Exascale machines will be highly complex systems that couple multicore processors with accelerators and share a deep, heterogeneous memory hierarchy. Understanding performance bottlenecks within and across the nodes in extreme-scale computer systems is a first step toward mitigating them to improve library and application performance. The HPCToolkit project is providing a suite of software tools that developers need to measure and analyze the performance of their software as it executes on today’s supercomputers and forthcoming exascale systems.

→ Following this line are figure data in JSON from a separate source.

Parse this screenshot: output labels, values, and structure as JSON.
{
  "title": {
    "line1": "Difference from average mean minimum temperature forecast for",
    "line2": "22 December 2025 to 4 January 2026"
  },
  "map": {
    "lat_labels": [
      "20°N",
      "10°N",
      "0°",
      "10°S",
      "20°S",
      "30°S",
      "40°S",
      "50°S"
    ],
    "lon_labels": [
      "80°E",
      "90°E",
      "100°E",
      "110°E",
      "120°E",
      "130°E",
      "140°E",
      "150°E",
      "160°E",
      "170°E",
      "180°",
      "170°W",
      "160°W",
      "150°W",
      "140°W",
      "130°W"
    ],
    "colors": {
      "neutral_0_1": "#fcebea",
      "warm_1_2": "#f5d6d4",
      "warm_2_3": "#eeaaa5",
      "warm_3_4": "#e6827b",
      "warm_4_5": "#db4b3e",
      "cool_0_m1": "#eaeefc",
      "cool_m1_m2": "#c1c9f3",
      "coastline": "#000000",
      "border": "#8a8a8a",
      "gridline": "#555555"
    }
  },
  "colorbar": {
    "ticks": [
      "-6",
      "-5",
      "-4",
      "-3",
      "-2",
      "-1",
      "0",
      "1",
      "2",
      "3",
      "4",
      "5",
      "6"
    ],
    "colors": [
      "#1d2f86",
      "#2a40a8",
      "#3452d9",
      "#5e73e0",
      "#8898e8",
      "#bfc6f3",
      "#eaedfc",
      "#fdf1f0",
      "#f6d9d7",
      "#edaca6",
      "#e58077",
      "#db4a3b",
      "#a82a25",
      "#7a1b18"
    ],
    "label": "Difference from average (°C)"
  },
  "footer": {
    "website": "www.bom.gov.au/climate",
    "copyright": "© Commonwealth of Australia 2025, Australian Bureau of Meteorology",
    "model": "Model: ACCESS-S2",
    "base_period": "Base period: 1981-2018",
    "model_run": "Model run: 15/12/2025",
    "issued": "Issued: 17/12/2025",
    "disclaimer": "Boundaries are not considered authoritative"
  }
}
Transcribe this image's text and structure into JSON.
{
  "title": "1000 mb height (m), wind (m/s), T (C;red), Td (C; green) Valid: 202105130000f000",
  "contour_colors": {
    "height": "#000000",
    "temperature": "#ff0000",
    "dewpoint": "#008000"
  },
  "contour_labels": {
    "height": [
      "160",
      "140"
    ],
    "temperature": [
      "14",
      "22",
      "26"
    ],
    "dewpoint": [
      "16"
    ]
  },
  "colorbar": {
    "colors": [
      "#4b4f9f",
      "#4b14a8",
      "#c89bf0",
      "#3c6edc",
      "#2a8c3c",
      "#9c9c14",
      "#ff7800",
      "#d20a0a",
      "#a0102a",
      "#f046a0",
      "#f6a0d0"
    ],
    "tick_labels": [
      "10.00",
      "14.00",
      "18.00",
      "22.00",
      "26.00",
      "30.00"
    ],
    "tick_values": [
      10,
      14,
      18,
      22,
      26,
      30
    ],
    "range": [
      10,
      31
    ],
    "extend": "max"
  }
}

In recent years, the complexity and diversity of architectures for extreme-scale parallelism have dramatically increased. At the same time, the complexity of applications is also increasing
as developers struggle to exploit billion-way parallelism, map computation onto heterogeneous computing elements, and cope with the growing complexity of memory hierarchies. While library and application developers can employ abstractions to hide some of the complexity of emerging parallel systems, performance tools must assess how software interacts with each hardware component of these systems.
The HPCToolkit project is working to develop performance measurement and analysis tools to enable application, library, runtime, and tool developers to understand where and why their software does not fully exploit hardware resources within and across nodes of current and future parallel systems. To provide a foundation for performance measurement and analysis, the project team is working with community stakeholders, including standards committees, vendors, and open-source developers, to improve hardware and software support for measurement and attribution of application performance on extreme-scale parallel systems.
The HPCToolkit team is focused on influencing the development of hardware and software interfaces for performance measurement and attribution by community stakeholders; developing new capabilities to measure, analyze, and understand the performance of software running on extreme-scale parallel systems; producing a suite of software tools that developers can use to measure and analyze the performance of parallel software as it executes; and working with developers to ensure that HPCToolkit’s capabilities meet their needs. Using emerging hardware and software interfaces for monitoring code performance, the team is working to extend capabilities to measure computation, data movement, communication, and I/O as a program executes to pinpoint scalability bottlenecks, quantify resource consumption, and assess inefficiencies, enabling developers to target sections of their code for performance improvement.